Figure 4.

MYCN regulates the NOTCH pathway and targets HES1 directly in SCLC. A. Volcano plot showing the differentially expressed genes between H69AR-siNC cells and H69AR-siMYCN#2 cells. B. -log10 transformations of the P values of 9 representative and significantly enriched KEGG pathways; the NOTCH pathway is in the red frame. C. Representative heatmap showing 10 downregulated and 10 upregulated genes (6 genes from the NOTCH pathway are shown in the red frame).

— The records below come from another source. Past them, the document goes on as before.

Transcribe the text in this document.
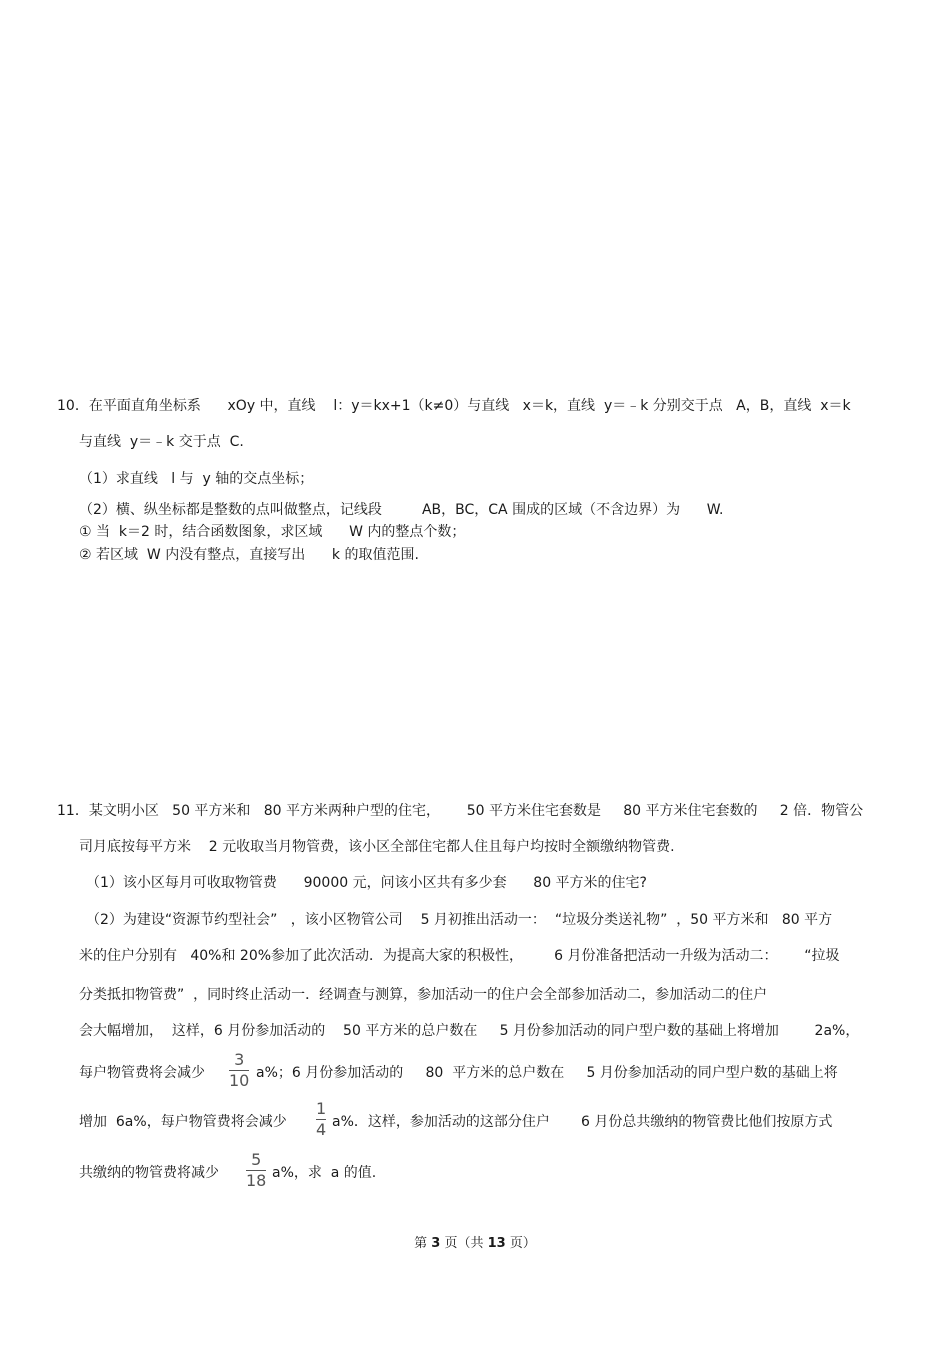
10．在平面直角坐标系      xOy 中，直线    l：y＝kx+1（k≠0）与直线   x＝k，直线  y＝﹣k 分别交于点   A，B，直线  x＝k
与直线  y＝﹣k 交于点  C.
（1）求直线   l 与  y 轴的交点坐标；
（2）横、纵坐标都是整数的点叫做整点，记线段         AB，BC，CA 围成的区域（不含边界）为      W.
① 当  k＝2 时，结合函数图象，求区域      W 内的整点个数；
② 若区域  W 内没有整点，直接写出      k 的取值范围.
11．某文明小区   50 平方米和   80 平方米两种户型的住宅，      50 平方米住宅套数是     80 平方米住宅套数的     2 倍．物管公
司月底按每平方米    2 元收取当月物管费，该小区全部住宅都人住且每户均按时全额缴纳物管费.
（1）该小区每月可收取物管费      90000 元，问该小区共有多少套      80 平方米的住宅?
（2）为建设“资源节约型社会”   ，该小区物管公司    5 月初推出活动一：  “垃圾分类送礼物”  ，50 平方米和   80 平方
米的住户分别有   40%和 20%参加了此次活动．为提高大家的积极性，       6 月份准备把活动一升级为活动二：      “拉圾
分类抵扣物管费”  ，同时终止活动一．经调查与测算，参加活动一的住户会全部参加活动二，参加活动二的住户
会大幅增加，  这样，6 月份参加活动的    50 平方米的总户数在     5 月份参加活动的同户型户数的基础上将增加        2a%，
每户物管费将会减少
3
10 a%；6 月份参加活动的     80  平方米的总户数在     5 月份参加活动的同户型户数的基础上将
增加  6a%，每户物管费将会减少
1
4 a%．这样，参加活动的这部分住户       6 月份总共缴纳的物管费比他们按原方式
共缴纳的物管费将减少
5
18 a%，求  a 的值.
第 3 页（共 13 页）
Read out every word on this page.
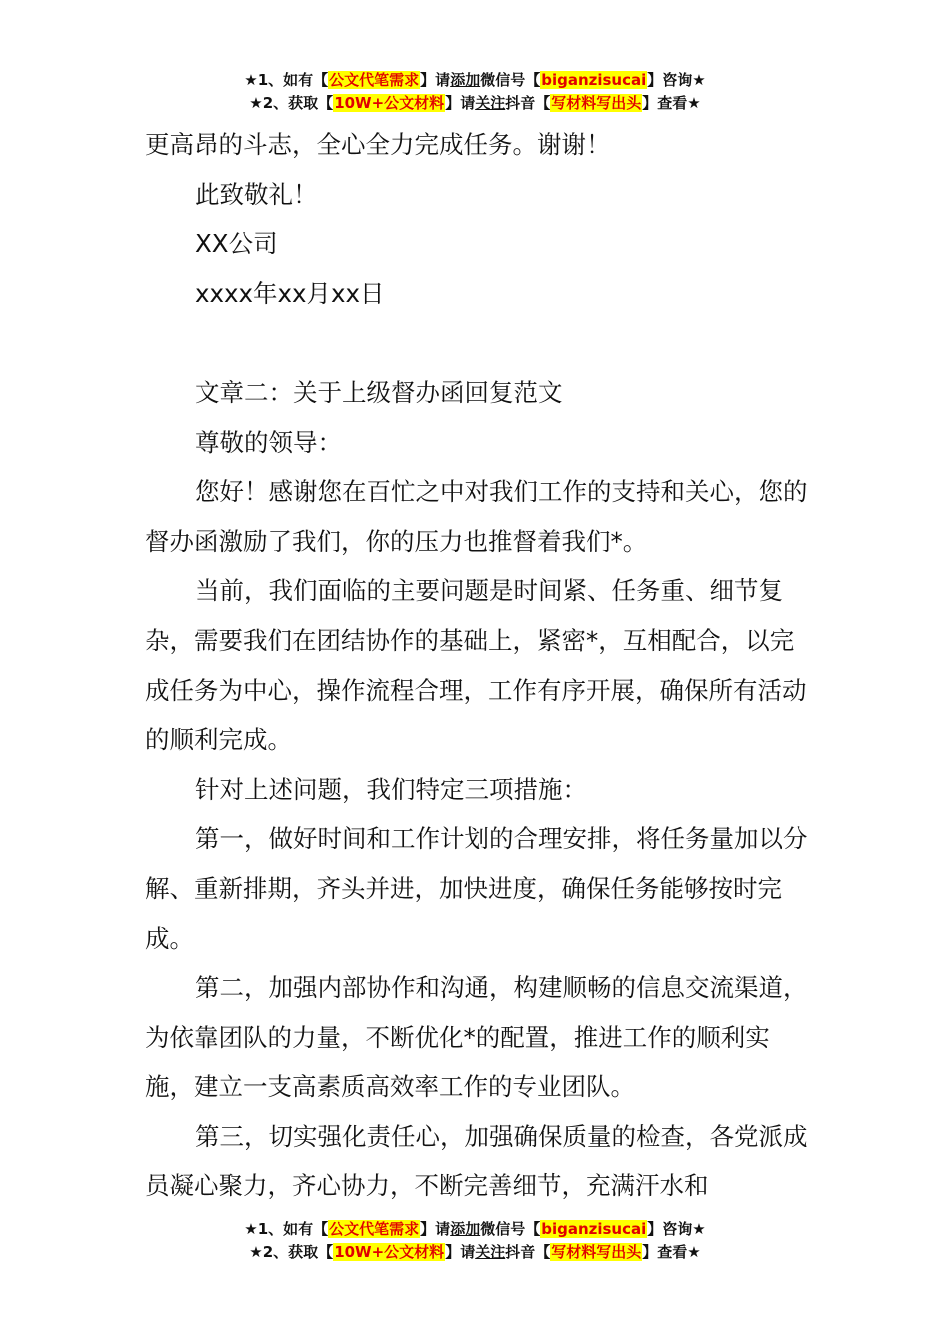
★1、如有【公文代笔需求】请添加微信号【biganzisucai】咨询★
★2、获取【10W+公文材料】请关注抖音【写材料写出头】查看★

更高昂的斗志，全心全力完成任务。谢谢！

此致敬礼！

XX公司

xxxx年xx月xx日

文章二：关于上级督办函回复范文

尊敬的领导：

您好！感谢您在百忙之中对我们工作的支持和关心，您的督办函激励了我们，你的压力也推督着我们*。

当前，我们面临的主要问题是时间紧、任务重、细节复杂，需要我们在团结协作的基础上，紧密*，互相配合，以完成任务为中心，操作流程合理，工作有序开展，确保所有活动的顺利完成。

针对上述问题，我们特定三项措施：

第一，做好时间和工作计划的合理安排，将任务量加以分解、重新排期，齐头并进，加快进度，确保任务能够按时完成。

第二，加强内部协作和沟通，构建顺畅的信息交流渠道，为依靠团队的力量，不断优化*的配置，推进工作的顺利实施，建立一支高素质高效率工作的专业团队。

第三，切实强化责任心，加强确保质量的检查，各党派成员凝心聚力，齐心协力，不断完善细节，充满汗水和

★1、如有【公文代笔需求】请添加微信号【biganzisucai】咨询★
★2、获取【10W+公文材料】请关注抖音【写材料写出头】查看★
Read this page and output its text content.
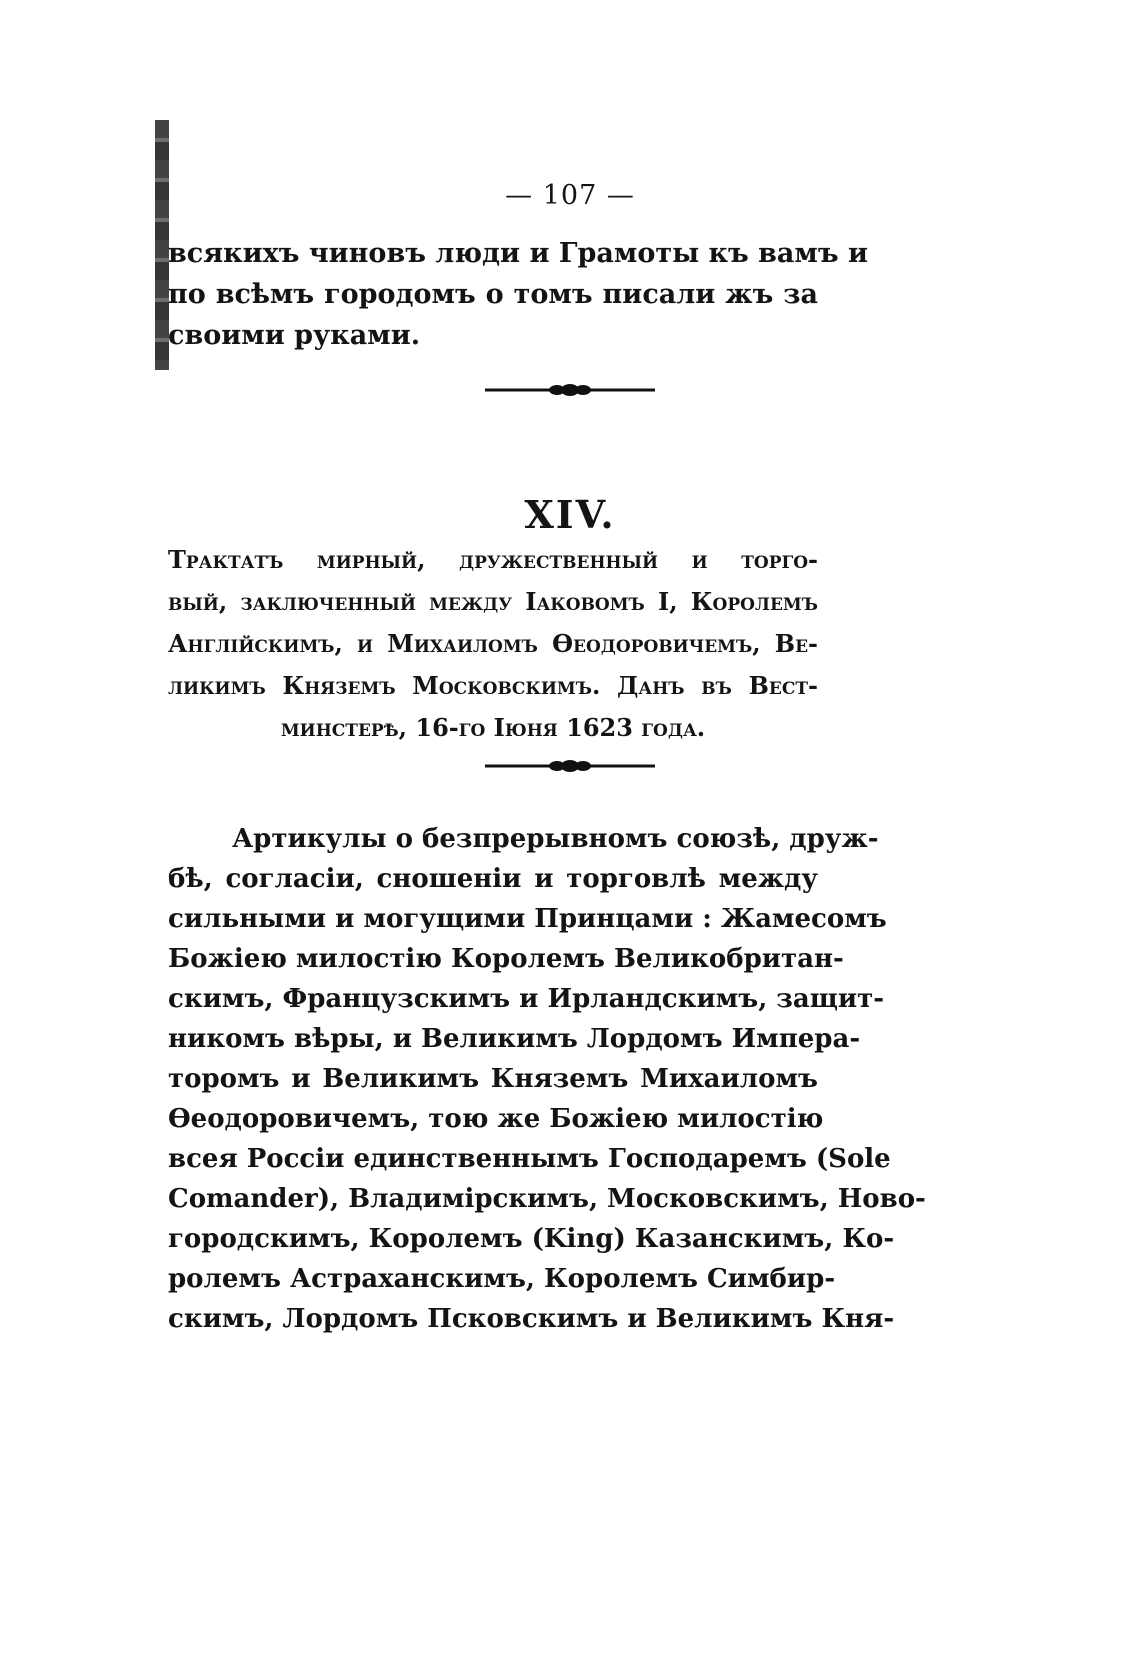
— 107 —
всякихъ чиновъ люди и Грамоты къ вамъ и
по всѣмъ городомъ о томъ писали жъ за
своими руками.
XIV.
Трактатъ мирный, дружественный и торго-
вый, заключенный между Іаковомъ I, Королемъ
Англійскимъ, и Михаиломъ Ѳеодоровичемъ, Ве-
ликимъ Княземъ Московскимъ. Данъ въ Вест-
минстерѣ, 16-го Іюня 1623 года.
Артикулы о безпрерывномъ союзѣ, друж-
бѣ, согласіи, сношеніи и торговлѣ между
сильными и могущими Принцами : Жамесомъ
Божіею милостію Королемъ Великобритан-
скимъ, Французскимъ и Ирландскимъ, защит-
никомъ вѣры, и Великимъ Лордомъ Импера-
торомъ и Великимъ Княземъ Михаиломъ
Ѳеодоровичемъ, тою же Божіею милостію
всея Россіи единственнымъ Господаремъ (Sole
Comander), Владимірскимъ, Московскимъ, Ново-
городскимъ, Королемъ (King) Казанскимъ, Ко-
ролемъ Астраханскимъ, Королемъ Симбир-
скимъ, Лордомъ Псковскимъ и Великимъ Кня-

D. RT-qPCR analysis of HES1 and JAG2 expression in MYCN downregulated H69AR cells and the corresponding control cells. E, F. Western blot analysis of MYCN, HES1, JAG2, and NOTCH1 expression in MYCN-downregulated (H69AR and H526) or MYCN-upregulated (H69 and H446) SCLC cells. G. Prediction of the MYCN binding site and location of the ChIP-qPCR primers in the HES1 promoter region (HES1-P1, HES1-P2, HES1-P3) and the JAG2 promoter region (JAG2-P1, JAG2-P2). H. ChIP-qPCR for MYCN or immunoglobulin G (IgG) at the HES1-P1, HES1-P2 and HES1-P3 regions in H69AR cells. I. Dual-luciferase assay indicating that the activity of the cotransfected HES1-P1 promoter reporter and the pcDNA3.1-MYCN plasmid is stronger than that of the NC promoter reporter and pcDNA3.1-MYCN plasmid group in 293T cells. J. Dual-luciferase assay showing that the activity of the HES1-P1 promoter reporter is weaker in H69AR-LV-shMYCN cells than in LV-shNC cells. K. ChIP-qPCR for MYCN or immunoglobulin G (IgG) at the JAG2-P1 and JAG2-P2 regions in H69AR cells. Error bars indicate the mean ± SD from three independent experiments; ***P < 0.05.